January, a month of history in Burleson
Clarence: Those commentaries of yours about what happened in Johnson County each month down the corridor of years has made me appreciate the history of my County. Some good, some bad but always interesting stuff. What went on in January? I assume there was not much outdoor activity before we had global warming.
John: It appears that life in January went on as usual in Johnson County in spite of the weather. Some examples are:
1869: Sheriff E.M. Heath (also tax collector) and Maj. Cathy set out from Cleburne for Austin to deliver $3,800 tax receipts. A few miles beyond Hillsboro they were overtaken by four masked riders who held them up at gunpoint and took the money. (Chronicle)
1870: “We notice almost daily crowds of emigrant wagons thronging our public highways, and our public square, who propose settling in Johnson County. They are principally from Georgia, Alabama, Mississippi and Arkansas, with intelligence, means and generally working men such as this country has needed for some years.” (Chronicle)
1873: The Brazos was frozen over this week solid enough for a horse and cart to cross over. A thing that has not occurred since the winter of 1855. (Chronicle)
1875: “On the 28th of January, I was in Johnson County, Texas. A man named William Gerard and myself were playing poker for whiskey on the roadside two miles from Cleburne…I won the game and declared the fact, but Gerard insisted and before I could realize what he intended, he whipped out a bowie knife and cut me across the thigh. I drew my pistol and fired three times. When I discovered that he was dead I placed a piece of paper over his breast inscribed: “Killed by J.B. Scoggins.” (Examiner)
1876: The Cumberland Presbyterian Church was formerly dedicated today by Rev. Dan Malloy. (Byrd)
1883: “A considerable sensation was created at Cleburne” when Lou Green of the Santa Fe bawdy house at Whitney, married Jim Bell, the son of a respected farmer. No one supposed he contemplated such an idiot act.” (Gazette)
1884: Johnson County creeks have been frozen most of this week thick enough for ice skating. (Gazette)
1922: Burleson school students appreciated the eight month school term. They did not like having to walk 250 feet in the cold and rain to the unheated outdoor toilets. They were “antiseptic cans,” which were inspected daily by the school principal and cleaned semi-monthly. They were later replaced by army style toilets over pits. (Dispatcher)
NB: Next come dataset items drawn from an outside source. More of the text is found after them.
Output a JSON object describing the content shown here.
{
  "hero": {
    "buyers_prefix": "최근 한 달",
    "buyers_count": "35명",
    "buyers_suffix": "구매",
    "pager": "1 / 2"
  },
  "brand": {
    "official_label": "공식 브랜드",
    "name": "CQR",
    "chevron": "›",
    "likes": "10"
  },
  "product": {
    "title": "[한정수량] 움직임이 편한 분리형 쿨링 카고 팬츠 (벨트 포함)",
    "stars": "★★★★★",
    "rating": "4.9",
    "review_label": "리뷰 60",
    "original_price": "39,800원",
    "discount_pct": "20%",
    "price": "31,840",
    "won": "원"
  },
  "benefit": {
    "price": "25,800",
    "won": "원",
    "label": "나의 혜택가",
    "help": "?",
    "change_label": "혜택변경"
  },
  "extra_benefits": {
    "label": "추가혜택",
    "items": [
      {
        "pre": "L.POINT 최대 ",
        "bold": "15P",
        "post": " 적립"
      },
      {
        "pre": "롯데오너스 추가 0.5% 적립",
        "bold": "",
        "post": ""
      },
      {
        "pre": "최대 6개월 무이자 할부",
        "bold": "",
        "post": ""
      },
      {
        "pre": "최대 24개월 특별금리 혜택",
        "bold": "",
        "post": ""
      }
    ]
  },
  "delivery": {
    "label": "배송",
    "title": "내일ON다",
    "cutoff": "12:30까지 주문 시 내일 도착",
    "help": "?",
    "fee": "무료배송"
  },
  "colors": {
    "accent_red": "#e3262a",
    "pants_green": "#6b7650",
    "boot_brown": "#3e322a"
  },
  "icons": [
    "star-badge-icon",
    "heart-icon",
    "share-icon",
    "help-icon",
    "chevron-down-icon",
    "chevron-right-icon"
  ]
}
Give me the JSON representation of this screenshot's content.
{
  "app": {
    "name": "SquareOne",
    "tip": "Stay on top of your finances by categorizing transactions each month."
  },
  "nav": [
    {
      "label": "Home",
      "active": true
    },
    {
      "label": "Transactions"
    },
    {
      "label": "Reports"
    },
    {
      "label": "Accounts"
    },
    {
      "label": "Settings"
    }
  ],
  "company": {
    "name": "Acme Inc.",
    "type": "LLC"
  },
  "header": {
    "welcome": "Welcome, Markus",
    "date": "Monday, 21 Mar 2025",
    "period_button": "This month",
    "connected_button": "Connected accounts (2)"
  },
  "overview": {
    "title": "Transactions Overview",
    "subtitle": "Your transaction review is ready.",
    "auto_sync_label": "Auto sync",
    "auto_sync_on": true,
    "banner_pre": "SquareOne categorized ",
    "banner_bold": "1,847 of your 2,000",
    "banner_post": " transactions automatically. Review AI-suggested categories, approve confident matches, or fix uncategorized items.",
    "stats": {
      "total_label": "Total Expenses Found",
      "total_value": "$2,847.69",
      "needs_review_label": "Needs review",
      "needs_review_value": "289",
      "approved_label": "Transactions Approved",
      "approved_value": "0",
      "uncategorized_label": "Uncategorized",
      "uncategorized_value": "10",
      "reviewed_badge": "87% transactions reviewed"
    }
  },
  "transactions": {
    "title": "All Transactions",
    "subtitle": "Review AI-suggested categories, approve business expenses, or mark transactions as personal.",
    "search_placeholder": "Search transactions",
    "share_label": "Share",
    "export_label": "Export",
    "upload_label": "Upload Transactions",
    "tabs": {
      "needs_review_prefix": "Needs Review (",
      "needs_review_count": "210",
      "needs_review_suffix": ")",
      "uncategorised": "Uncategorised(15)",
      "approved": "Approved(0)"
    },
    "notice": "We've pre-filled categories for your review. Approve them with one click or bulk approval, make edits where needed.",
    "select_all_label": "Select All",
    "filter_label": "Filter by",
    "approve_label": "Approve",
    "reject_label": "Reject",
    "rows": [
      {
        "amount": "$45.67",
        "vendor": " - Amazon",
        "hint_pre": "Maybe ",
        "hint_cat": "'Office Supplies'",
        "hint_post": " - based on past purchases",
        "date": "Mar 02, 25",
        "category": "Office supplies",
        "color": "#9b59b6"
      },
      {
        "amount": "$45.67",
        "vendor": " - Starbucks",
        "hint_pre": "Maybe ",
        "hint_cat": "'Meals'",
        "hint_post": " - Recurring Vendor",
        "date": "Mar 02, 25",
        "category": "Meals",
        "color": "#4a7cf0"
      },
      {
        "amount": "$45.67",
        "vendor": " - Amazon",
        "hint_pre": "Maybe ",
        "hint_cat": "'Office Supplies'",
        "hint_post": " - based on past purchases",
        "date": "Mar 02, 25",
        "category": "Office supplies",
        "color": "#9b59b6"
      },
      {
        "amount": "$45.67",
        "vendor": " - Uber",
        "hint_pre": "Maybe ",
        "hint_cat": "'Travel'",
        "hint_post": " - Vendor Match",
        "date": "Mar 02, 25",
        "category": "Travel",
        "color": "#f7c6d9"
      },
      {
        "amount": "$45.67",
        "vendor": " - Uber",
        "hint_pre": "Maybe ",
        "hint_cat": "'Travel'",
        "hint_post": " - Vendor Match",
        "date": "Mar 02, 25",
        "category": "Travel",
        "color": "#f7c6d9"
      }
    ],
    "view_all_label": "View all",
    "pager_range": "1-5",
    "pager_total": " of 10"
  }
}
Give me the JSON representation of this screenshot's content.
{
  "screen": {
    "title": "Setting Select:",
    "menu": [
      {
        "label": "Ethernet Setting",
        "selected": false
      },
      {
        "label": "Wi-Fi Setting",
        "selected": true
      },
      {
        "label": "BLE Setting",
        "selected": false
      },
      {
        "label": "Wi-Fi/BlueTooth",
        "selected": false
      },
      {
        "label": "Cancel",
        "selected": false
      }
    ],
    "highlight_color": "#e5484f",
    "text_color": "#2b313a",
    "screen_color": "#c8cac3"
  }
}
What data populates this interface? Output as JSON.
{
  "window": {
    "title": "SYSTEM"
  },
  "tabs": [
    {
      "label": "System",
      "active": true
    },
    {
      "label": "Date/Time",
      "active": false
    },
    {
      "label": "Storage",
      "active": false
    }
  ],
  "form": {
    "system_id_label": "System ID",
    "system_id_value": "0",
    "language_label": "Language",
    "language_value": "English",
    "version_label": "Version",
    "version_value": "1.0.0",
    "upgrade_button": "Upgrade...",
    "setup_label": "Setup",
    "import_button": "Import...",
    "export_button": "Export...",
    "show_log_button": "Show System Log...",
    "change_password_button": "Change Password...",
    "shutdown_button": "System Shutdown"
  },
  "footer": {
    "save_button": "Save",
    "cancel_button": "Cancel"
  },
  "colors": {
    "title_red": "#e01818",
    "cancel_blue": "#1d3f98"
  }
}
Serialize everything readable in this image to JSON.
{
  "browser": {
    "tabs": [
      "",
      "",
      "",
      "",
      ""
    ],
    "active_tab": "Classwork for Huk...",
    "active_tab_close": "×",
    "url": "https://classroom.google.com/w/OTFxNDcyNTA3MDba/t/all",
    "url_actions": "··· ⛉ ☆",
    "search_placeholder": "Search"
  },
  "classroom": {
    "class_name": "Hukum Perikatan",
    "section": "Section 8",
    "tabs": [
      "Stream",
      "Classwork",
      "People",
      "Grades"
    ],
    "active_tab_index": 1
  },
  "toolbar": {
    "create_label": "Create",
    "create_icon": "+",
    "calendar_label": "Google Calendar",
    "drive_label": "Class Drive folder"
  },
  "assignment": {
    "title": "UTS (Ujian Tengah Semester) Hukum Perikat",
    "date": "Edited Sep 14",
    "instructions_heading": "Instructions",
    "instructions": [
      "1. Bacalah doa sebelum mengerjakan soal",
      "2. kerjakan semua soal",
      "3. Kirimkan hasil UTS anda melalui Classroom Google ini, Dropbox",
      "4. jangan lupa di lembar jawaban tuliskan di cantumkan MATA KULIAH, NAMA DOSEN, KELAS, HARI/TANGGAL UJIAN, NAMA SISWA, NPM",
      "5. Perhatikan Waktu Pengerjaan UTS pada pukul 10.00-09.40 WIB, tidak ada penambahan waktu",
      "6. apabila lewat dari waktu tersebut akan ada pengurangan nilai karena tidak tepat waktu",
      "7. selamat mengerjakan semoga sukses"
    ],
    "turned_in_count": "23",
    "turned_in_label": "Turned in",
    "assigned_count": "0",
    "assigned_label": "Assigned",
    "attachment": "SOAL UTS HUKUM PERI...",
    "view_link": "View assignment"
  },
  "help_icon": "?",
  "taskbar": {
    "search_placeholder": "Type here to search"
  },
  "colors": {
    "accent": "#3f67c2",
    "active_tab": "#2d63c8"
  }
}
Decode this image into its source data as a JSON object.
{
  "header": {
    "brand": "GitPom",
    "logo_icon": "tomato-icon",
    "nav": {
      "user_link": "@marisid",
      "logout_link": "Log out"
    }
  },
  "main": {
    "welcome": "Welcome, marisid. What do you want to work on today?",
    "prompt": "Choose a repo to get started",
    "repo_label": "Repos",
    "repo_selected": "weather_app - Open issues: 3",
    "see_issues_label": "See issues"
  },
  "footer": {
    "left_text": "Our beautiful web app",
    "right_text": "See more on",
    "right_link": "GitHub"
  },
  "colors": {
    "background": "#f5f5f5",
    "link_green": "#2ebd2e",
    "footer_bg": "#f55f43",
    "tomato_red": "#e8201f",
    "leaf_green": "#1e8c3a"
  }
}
1929: Robert Newton Warren was buried in the Burleson Cemetery. Mr. Warren was a successful farmer and at one time was the president of the Farmers and Merchants State Bank in Burleson. (Dispatcher) Reference Warren Park and Warren Street.
1961: Mallie Bransom retired after 19 years as Burleson’s night watchman. He was the only law officer in town most of those years and on call 24 hours a day, seven days a week.